Monday, September 11, 2017

Serendipity: Beyond the reach of Robot Professionals?

Came across a story about how Dr. Behfar Ehdaie at Memorial Sloan Kettering Cancer Center was figuring out how to deal with the emotions that come with a discovery of prostate cancer. His novel solution gives may give us some insights into the limits of robots in the professional world.

What he found was that his patients opted for radical treatments, such as surgery or chemotherapy, that resulted in side-effects that actually ended up being more harmful. To use a cliche, the cure was worse than the cancer.

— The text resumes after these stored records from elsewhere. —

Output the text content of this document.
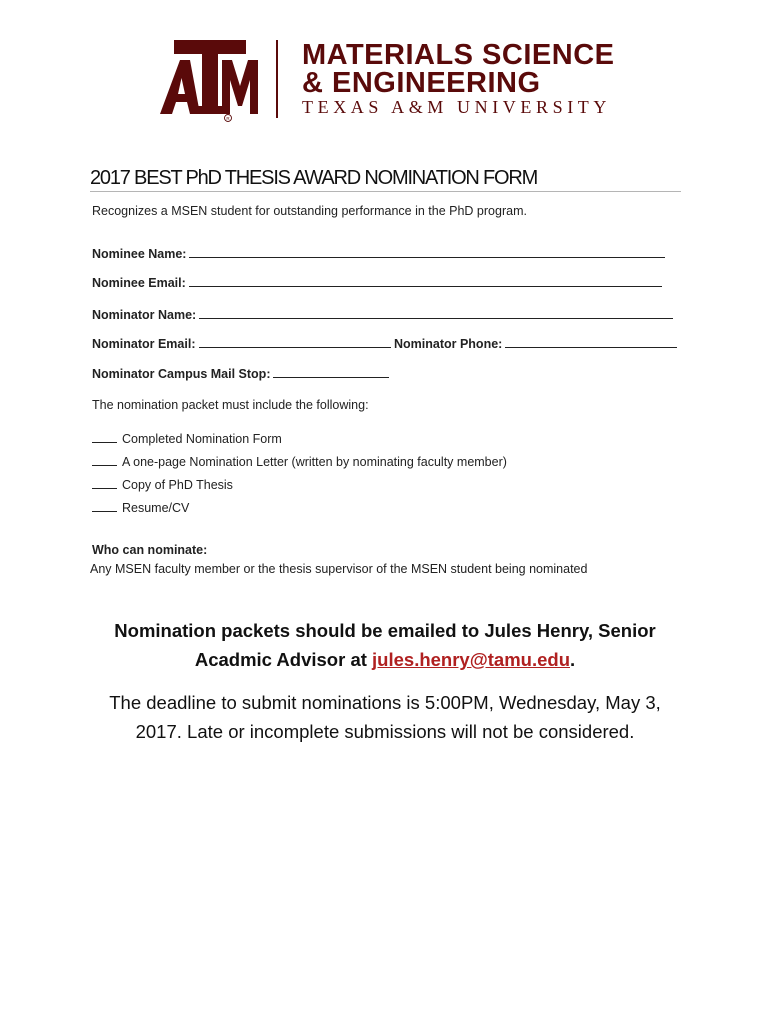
R
MATERIALS SCIENCE
& ENGINEERING
TEXAS A&M UNIVERSITY
2017 BEST PhD THESIS AWARD NOMINATION FORM
Recognizes a MSEN student for outstanding performance in the PhD program.
Nominee Name:
Nominee Email:
Nominator Name:
Nominator Email:	Nominator Phone:
Nominator Campus Mail Stop:
The nomination packet must include the following:
Completed Nomination Form
A one-page Nomination Letter (written by nominating faculty member)
Copy of PhD Thesis
Resume/CV
Who can nominate:
Any MSEN faculty member or the thesis supervisor of the MSEN student being nominated
Nomination packets should be emailed to Jules Henry, Senior
Acadmic Advisor at jules.henry@tamu.edu.
The deadline to submit nominations is 5:00PM, Wednesday, May 3,
2017. Late or incomplete submissions will not be considered.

For such patients, "the medical consensus is that active surveillance often is the appropriate treatment for small early tumors". Of course, such an approach is not risk-free, but the problem is that "despite the data showing that this approach is safe, about 50% of eligible men don’t get it either because they turn it down or their physicians don’t embrace it. Medical experts say many men have been overtreated, as their cancers probably posed little immediate danger."

What was his solution?

Negotiate with patients.

As noted in the WSJ article referenced above, he contacted Harvard professor Deepak Malhotra who had authored an article on the topic to develop strategies on negotiating with the patient. Leveraging lessons from behavioral economics was to make monitoring the anchor instead of surgery or chemo. Dr. Ehdaie and professor Malhotra devised a lecture that was delivered to doctors to help them learn from Dr. Ehdaie's successes with this approach.

But what does this have to do with limits of robot-professionals or robopros?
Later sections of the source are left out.